Ackckckck! I should just tear this up ‘cuz it’s probably sounding stupid. Remember how Miss Burris used to say I rambled? Okay, let me get to the point. It was so much fun being with you and I thought it was cool that even my roommates who can be real cement heads figured out we needed some privacy and I’ve already heard that one of them is getting married and moving out so you’d even have a place to stay til we can get a place of our own somewhere. It won’t be much at first but, okay, I’m rambling again because even as I write this, you’re on a bus and everything I should have said while you were here in person you’re now having to read in a letter.

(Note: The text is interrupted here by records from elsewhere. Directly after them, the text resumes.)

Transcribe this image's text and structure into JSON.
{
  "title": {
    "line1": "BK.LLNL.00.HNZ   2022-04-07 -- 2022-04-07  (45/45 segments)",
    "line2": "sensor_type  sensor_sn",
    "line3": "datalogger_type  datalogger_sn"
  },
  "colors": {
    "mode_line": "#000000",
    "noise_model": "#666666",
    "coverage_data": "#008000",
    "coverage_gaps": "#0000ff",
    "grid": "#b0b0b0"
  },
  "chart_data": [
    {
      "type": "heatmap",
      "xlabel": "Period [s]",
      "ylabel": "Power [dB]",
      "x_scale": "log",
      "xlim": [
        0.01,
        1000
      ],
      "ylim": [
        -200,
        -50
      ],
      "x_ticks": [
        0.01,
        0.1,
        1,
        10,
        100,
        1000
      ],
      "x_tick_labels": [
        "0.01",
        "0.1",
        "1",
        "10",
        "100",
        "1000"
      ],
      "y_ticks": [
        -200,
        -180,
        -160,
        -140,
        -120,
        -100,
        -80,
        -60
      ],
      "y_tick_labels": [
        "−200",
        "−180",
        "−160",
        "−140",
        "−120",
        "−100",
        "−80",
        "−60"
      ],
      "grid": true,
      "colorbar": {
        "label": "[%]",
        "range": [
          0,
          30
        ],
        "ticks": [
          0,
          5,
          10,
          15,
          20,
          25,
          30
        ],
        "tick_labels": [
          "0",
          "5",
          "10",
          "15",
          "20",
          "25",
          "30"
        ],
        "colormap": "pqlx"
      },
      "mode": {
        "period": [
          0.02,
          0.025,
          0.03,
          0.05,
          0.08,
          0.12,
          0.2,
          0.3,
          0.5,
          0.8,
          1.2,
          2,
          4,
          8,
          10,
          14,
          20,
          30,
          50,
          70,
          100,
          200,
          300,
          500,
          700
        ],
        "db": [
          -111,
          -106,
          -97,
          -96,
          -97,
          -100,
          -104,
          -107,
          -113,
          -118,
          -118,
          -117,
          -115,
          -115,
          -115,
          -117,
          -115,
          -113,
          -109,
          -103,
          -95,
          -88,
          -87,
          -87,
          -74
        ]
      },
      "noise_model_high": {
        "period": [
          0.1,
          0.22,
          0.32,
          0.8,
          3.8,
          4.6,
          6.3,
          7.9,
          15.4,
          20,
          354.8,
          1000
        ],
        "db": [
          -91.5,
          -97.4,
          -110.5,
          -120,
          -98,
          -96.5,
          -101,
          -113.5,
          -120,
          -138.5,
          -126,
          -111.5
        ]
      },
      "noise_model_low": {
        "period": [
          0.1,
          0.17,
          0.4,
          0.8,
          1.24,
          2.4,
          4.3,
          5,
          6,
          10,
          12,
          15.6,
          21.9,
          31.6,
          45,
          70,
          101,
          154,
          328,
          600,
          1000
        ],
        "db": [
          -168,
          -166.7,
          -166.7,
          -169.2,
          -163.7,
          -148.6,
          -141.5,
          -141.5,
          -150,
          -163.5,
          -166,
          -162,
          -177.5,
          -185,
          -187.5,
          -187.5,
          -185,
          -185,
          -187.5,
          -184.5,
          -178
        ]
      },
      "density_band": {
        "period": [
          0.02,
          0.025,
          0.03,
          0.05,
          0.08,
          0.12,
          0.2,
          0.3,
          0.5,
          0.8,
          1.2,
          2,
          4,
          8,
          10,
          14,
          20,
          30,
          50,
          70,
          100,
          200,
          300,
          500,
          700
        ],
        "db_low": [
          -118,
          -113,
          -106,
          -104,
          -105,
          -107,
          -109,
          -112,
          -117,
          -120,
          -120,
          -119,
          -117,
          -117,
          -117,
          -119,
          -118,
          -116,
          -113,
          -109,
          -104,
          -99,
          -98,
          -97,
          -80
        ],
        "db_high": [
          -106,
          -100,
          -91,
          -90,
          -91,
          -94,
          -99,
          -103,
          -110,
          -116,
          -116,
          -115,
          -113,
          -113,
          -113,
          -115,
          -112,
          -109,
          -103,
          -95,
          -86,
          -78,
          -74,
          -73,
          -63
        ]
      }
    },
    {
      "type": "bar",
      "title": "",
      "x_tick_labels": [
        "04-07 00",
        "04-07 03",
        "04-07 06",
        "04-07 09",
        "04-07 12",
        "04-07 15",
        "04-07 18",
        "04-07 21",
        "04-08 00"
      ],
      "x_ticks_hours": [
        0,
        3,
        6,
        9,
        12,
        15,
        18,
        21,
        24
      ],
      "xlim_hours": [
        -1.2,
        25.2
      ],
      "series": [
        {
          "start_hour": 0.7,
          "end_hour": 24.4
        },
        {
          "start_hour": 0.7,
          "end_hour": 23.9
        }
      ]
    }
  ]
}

You said you came back here to do some thinking about what’s his name and now you say you’re going back to L.A. to do some thinking about me. That sounds funny to me ‘cuz we’ve known each other since forever and what’s left to know? We use the same toothpaste, we both drink two percent milk, we both think clowns are creepy (their smiles are way scary) and we both think there’s life beyond Avalon Bay (but try to tell that to my brother). I want us to be like the Bernsteins and finish each other’s sentences and wake up together like we did on Sunday and go “Wow! The world’s our oyster! Let’s go crack it open and see what we find!”
I know you say you like this musician guy in San Francisco. And that he has good qualities but why does he make you cry so much? I also know you think maybe he’s going to change and be somebody else but I don’t agree. I don’t agree because I know you deserve someone who makes you laugh and who puts you on a pedestal and who would go rent a big white horse (even though I’m terrified about falling off) and ride around and tell everybody in Central Park, “I love Cassy Toscano and I don’t care who knows it!”
Okay, I’ve said everything I can think of. Maybe by the time I come back from putting this in a mailbox, there’ll be a message on the machine and you’ll say, “Hey, J, I’m in L.A. and I’ve changed my mind and I’m getting on another bus and can you come and meet me at the station?” And I will. I’d do anything you asked. I’ll even pretend to be happy if you say that you and what’s his name have worked everything out but deep down I’ll always know you could have done better.
You’ve always been the one. I just wish I hadn’t waited so long to let you know. I hope it’s not too late. Let me know.
Love, Jeremy
Tears welled within Kate’s eyes as she turned back to the first page.
The letter was dated December 23, the day before Jeremy was killed.